OK, so my parents divorce was a nightmare, but my own split with DS1's dad was not. We were both very young when we had him (19) and once he was born we mutually decided that we were too young and that it wouldn't work. So we'd just be parents and friends. It's always been friendly and my ex has always realised that I've done much more for DS1. They've always had plenty of contact (including time spent with all 3 of us together) because it is friendly and there are no grudges.
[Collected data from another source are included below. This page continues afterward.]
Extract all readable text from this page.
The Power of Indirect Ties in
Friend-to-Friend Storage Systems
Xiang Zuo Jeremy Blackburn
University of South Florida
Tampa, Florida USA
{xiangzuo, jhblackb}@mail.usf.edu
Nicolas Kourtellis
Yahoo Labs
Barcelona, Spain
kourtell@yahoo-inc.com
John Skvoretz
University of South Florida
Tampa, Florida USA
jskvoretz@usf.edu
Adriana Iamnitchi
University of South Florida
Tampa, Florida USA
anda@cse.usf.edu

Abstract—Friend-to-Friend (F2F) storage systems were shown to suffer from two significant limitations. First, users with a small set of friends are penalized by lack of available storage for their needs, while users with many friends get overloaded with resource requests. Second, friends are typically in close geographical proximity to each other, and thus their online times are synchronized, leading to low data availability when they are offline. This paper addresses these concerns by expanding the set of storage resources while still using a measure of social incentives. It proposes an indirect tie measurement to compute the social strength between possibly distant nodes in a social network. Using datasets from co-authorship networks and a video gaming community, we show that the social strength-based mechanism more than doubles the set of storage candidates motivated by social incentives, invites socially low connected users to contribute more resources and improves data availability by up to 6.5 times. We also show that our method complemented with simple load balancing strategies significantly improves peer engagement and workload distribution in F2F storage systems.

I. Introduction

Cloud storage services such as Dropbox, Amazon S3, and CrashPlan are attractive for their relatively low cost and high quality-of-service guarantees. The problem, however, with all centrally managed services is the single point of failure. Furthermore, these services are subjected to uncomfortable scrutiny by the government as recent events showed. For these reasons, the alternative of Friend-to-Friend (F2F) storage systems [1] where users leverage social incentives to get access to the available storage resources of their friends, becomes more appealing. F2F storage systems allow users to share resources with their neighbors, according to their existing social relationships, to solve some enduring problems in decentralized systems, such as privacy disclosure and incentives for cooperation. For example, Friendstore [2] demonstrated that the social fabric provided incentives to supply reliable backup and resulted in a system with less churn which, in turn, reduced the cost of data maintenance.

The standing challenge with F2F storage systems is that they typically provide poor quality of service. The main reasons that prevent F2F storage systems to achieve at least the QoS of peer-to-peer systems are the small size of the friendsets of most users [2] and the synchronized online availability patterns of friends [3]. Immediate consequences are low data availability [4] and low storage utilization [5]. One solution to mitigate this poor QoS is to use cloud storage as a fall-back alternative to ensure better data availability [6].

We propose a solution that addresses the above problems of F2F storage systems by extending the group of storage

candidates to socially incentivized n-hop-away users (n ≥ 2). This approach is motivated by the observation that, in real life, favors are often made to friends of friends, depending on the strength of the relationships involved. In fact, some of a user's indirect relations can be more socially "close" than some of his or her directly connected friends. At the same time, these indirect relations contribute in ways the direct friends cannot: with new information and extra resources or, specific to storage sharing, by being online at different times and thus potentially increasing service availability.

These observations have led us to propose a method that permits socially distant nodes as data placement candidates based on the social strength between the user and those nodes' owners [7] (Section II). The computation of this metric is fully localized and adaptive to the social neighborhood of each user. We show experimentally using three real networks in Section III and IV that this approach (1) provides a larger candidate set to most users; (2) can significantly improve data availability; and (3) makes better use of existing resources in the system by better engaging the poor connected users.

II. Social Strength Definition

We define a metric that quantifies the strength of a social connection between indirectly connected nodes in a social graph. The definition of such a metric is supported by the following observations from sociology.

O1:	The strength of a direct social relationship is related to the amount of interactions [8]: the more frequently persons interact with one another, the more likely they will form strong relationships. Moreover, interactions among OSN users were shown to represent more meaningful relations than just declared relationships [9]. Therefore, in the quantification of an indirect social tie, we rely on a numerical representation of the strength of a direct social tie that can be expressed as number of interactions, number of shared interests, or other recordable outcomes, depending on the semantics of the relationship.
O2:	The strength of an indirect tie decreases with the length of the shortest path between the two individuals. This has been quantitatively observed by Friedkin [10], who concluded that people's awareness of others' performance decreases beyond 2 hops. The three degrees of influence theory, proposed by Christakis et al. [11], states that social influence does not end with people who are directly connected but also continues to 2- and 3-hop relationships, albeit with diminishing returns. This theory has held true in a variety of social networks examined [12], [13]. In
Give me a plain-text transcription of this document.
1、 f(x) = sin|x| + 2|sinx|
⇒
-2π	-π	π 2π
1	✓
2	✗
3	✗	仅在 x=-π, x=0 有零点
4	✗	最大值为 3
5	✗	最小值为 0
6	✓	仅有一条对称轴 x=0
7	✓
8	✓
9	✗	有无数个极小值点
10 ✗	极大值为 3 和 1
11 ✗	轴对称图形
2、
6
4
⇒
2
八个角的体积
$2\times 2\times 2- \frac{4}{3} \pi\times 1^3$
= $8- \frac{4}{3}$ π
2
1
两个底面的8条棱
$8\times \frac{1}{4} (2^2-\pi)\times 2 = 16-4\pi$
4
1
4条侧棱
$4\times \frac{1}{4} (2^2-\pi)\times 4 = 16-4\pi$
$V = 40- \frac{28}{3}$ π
My ex has even been supportive of us having to move far away for my work, and has been very accommodating. I think this is because he realises that he does just get the fun bits of parenting while I get the nagging and drudge work of parenting. I think as he's grown up, my ex has realised that he didn't do anything much when Ds1 was younger and that having him didn't affect his life the way it has mine, so he's willing to put himself out a lot. But, I'm not (and never have been) bitter about the fact that he wasn't grown up enough to have DS over night until he was 6 (and even then it was at my flat because I had to go away for work), which also helps. He's always been the best dad he could be and adores DS.
DS1 sees his dad in the school holidays, and plays Xbox with his dad regularly (chatting away on Xbox live). I drove up to pick up Ds1 from his day's yesterday (he usually brings him down and picks him up himself, but there were work-related issues this time so I went and got him). But his dad is going to drive down for DS1's birthday on Wednesday and we're all (DS1, his dad, his day's girlfriend, me, DH and DS2) are all going out for dinner to celebrate.
So, I don't think Ds1 has been at all messed up by not having a traditional family. He's quite happy with it all because it isn't an emotionally abusive nightmare (or any of the other things that mess children up). It's just what he's used to, and everyone gets on and thinks about what DS1 wants and needs.
The problem is that when most people split up they are both really hurt, and that makes it difficult to do what's right for the children. If there are no children, they can just go their separate ways. but where there are children, that's impossible. Even where one parent is trying their best, the other can bugger it all up by behaving badly.